Although our analysis had the strengths outlined earlier, it also had the fundamental limitation of all analyses of this type which is that they are indirect and not direct comparisons. Although early termination of trials can theoretically overestimate the magnitude of a treatment effect, we believe that this is unlikely in PARADIGM-HF because we achieved the projected number of cardiovascular deaths. We also did not know the proportion of patients in SOLVD-T treated with an MRA. Only patients intolerant of an ACE inhibitor were enrolled in CHARM-Alternative. Conversely, only patients able to tolerate enalapril 2.5 mg bid and 10 mg bid were included in SOLVD-T and in PARADIGM-HF, respectively. In addition, in PARADIGM-HF, patients switched from established neurohumoral blockade with an ACE inhibitor or ARB, whereas in SOLVD-T and CHARM-Alternative this was not the case. All of these factors create uncertainty about the exact size of the treatment effect of LCZ696 compared with placebo and affect the generalizability of our findings. There are only two large-scale, long-term, ACE inhibitor-placebo or ARB-placebo comparisons in a broad spectrum of patients with HF-REF. The duration of follow-up differed between these two trials and from PARADIGM-HF. We made the assumption that the effect of LCZ696 compared with enalapril would be the same as that of LCZ696 compared with candesartan.
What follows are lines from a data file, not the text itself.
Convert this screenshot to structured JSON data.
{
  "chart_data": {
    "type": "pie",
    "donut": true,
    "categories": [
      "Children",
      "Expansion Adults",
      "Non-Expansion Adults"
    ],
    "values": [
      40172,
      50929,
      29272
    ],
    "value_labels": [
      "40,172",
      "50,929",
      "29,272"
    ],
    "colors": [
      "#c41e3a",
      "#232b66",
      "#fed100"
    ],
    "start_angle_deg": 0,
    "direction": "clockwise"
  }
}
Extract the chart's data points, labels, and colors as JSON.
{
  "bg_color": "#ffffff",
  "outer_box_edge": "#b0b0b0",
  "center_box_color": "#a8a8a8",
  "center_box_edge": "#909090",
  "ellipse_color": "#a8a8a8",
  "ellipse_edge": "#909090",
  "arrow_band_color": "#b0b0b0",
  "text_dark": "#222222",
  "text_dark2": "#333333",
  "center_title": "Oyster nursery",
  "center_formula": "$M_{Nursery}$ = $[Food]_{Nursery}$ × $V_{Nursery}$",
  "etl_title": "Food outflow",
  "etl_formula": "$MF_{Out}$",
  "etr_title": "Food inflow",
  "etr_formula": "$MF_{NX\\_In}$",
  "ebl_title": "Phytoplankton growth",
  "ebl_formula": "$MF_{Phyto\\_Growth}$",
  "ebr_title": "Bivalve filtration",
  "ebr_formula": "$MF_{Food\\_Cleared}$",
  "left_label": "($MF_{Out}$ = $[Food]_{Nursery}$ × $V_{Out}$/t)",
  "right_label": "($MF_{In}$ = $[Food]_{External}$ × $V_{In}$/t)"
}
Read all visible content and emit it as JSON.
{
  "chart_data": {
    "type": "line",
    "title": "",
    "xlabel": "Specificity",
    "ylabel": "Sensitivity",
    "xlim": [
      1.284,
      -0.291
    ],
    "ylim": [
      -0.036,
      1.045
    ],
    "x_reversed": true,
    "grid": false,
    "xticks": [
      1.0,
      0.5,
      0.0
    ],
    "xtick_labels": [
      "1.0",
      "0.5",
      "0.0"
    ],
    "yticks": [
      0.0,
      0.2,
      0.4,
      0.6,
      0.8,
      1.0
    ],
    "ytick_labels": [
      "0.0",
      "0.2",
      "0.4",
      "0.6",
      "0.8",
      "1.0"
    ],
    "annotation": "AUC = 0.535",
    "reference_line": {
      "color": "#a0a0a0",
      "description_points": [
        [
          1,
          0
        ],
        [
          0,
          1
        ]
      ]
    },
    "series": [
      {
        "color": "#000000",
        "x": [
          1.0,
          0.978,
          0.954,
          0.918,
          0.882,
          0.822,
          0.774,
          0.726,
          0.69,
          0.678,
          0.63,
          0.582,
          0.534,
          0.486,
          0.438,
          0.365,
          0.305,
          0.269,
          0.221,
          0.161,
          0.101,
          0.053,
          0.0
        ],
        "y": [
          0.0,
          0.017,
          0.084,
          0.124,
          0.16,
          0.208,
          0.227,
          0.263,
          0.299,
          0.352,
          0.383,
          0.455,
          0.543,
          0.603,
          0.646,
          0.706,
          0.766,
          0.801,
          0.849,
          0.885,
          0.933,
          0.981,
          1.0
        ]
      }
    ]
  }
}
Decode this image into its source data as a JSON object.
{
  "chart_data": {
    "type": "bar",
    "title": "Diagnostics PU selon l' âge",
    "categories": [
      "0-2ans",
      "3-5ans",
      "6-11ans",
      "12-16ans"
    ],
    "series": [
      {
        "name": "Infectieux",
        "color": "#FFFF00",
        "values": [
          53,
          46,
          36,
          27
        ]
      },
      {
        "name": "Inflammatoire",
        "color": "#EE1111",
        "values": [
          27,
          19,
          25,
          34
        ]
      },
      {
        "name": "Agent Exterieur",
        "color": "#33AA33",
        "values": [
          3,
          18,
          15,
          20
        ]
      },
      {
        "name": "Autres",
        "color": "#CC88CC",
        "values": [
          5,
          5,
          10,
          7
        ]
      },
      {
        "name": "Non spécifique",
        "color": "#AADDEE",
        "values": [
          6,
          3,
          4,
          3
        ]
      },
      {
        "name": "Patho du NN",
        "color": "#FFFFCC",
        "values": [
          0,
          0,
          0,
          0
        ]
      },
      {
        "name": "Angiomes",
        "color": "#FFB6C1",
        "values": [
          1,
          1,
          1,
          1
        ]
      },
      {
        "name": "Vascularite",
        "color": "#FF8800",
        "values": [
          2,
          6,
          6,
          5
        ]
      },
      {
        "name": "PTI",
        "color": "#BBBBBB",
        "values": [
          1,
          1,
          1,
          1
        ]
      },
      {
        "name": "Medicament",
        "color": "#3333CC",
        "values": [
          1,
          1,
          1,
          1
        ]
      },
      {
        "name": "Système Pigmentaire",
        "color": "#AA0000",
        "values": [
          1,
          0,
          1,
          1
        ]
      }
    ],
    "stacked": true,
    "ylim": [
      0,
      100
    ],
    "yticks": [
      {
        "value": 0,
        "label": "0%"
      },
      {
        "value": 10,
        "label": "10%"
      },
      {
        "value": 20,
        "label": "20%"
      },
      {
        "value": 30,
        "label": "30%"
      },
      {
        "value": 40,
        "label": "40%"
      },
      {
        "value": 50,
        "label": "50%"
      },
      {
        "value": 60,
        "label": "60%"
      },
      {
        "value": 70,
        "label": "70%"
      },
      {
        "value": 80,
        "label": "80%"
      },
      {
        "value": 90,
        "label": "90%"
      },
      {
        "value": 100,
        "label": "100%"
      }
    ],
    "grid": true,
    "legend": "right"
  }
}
In summary, these indirect comparisons of LCZ696 with putative placebos show that the strategy of combined angiotensin receptor blockade and neprilysin inhibition leads to striking relative risk reductions in cardiovascular and all-cause mortality, as well as in heart failure hospitalization. These estimated benefits were obtained despite LCZ696 being added to excellent background beta-blocker and MRA therapy.
Funding
The PARADIGM-HF trial with LCZ696 (ClinicalTrials.gov number, NCT01035255) was funded by Novartis. Funding to pay the Open Access publication charges for this article was provided by University of Glasgow.
Conflict of interest: All authors or their institutions received funding from Novartis in relation to the PARADIGM-HF trial.